The mean estimate and the median estimate of the rebound effects from all these studies were 58% and 55%, respectively, with a few studies identifying that the energy savings were altogether eliminated.
The researchers also assessed 12 other studies in which a range of other techniques were used to calculate economy-wide rebound effects, and the team observed that these effects provided an even higher mean estimate of 71%.
Next, the researchers assessed four of the 'integrated assessment models' employed by the IPCC, along with the global energy models employed by Shell, BP, the US Energy Information Administration (EIA), and the International Energy Agency (IEA).
They observed that a majority of these models captured only certain mechanisms that contribute to the rebound effects, or included them in a streamlined manner. In certain cases, the process of calibrating scenarios mostly precluded the analysis of rebound effects.
Global energy models risk overestimating the potential for energy savings if they do not fully account for the multiple channels of the economy-wide rebound. Nearly all the scenarios for keeping global temperature increase to a manageable level rely on heavily improved energy efficiency so understanding the potential for rebound - and what mitigates it—is critical.
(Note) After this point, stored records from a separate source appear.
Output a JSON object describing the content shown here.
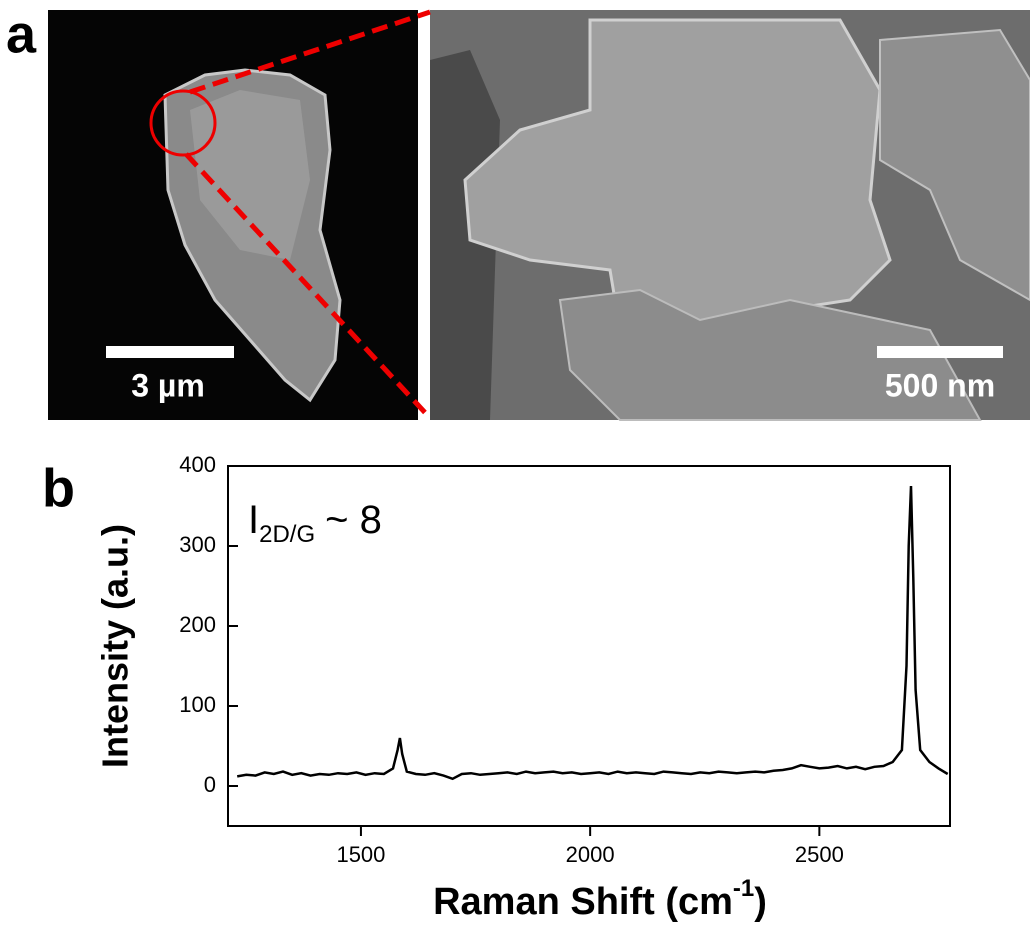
{
  "panel_a": {
    "label": "a",
    "left_scale": "3 µm",
    "right_scale": "500 nm"
  },
  "panel_b_label": "b",
  "chart_data": {
    "type": "line",
    "x_label": "Raman Shift (cm",
    "x_label_sup": "-1",
    "x_label_end": ")",
    "y_label": "Intensity (a.u.)",
    "annotation": {
      "main": "I",
      "sub": "2D/G",
      "rest": "~ 8"
    },
    "xlim": [
      1210,
      2785
    ],
    "ylim": [
      -50,
      400
    ],
    "xticks": [
      1500,
      2000,
      2500
    ],
    "yticks": [
      0,
      100,
      200,
      300,
      400
    ],
    "color": "#000000",
    "x": [
      1230,
      1250,
      1270,
      1290,
      1310,
      1330,
      1350,
      1370,
      1390,
      1410,
      1430,
      1450,
      1470,
      1490,
      1510,
      1530,
      1550,
      1570,
      1580,
      1585,
      1590,
      1600,
      1620,
      1640,
      1660,
      1680,
      1700,
      1720,
      1740,
      1760,
      1780,
      1800,
      1820,
      1840,
      1860,
      1880,
      1900,
      1920,
      1940,
      1960,
      1980,
      2000,
      2020,
      2040,
      2060,
      2080,
      2100,
      2120,
      2140,
      2160,
      2180,
      2200,
      2220,
      2240,
      2260,
      2280,
      2300,
      2320,
      2340,
      2360,
      2380,
      2400,
      2420,
      2440,
      2460,
      2480,
      2500,
      2520,
      2540,
      2560,
      2580,
      2600,
      2620,
      2640,
      2660,
      2680,
      2690,
      2695,
      2700,
      2705,
      2710,
      2720,
      2740,
      2760,
      2780
    ],
    "values": [
      12,
      14,
      13,
      17,
      15,
      18,
      14,
      16,
      13,
      15,
      14,
      16,
      15,
      17,
      14,
      16,
      15,
      22,
      45,
      60,
      40,
      18,
      15,
      14,
      16,
      13,
      9,
      15,
      16,
      14,
      15,
      16,
      17,
      15,
      18,
      16,
      17,
      18,
      16,
      17,
      15,
      16,
      17,
      15,
      18,
      16,
      17,
      16,
      15,
      18,
      17,
      16,
      15,
      17,
      16,
      18,
      17,
      16,
      17,
      18,
      17,
      19,
      20,
      22,
      26,
      24,
      22,
      23,
      25,
      22,
      24,
      21,
      24,
      25,
      30,
      45,
      150,
      300,
      375,
      260,
      120,
      45,
      30,
      22,
      15
    ]
  }
}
Dr Gregor Semieniuk, Assistant Research Professor at the University of Massachusetts Amherst
“Now is the time to re-examine rebounds in global climate scenarios to ensure that our expectations for energy savings are well-founded,” Dr Semieniuk concluded.
Brockway, P. E., et al. (2021) Energy efficiency and economy-wide rebound effects: A review of the evidence and its implications. Renewable and Sustainable Energy Reviews. doi.org/10.1016/j.rser.2021.110781.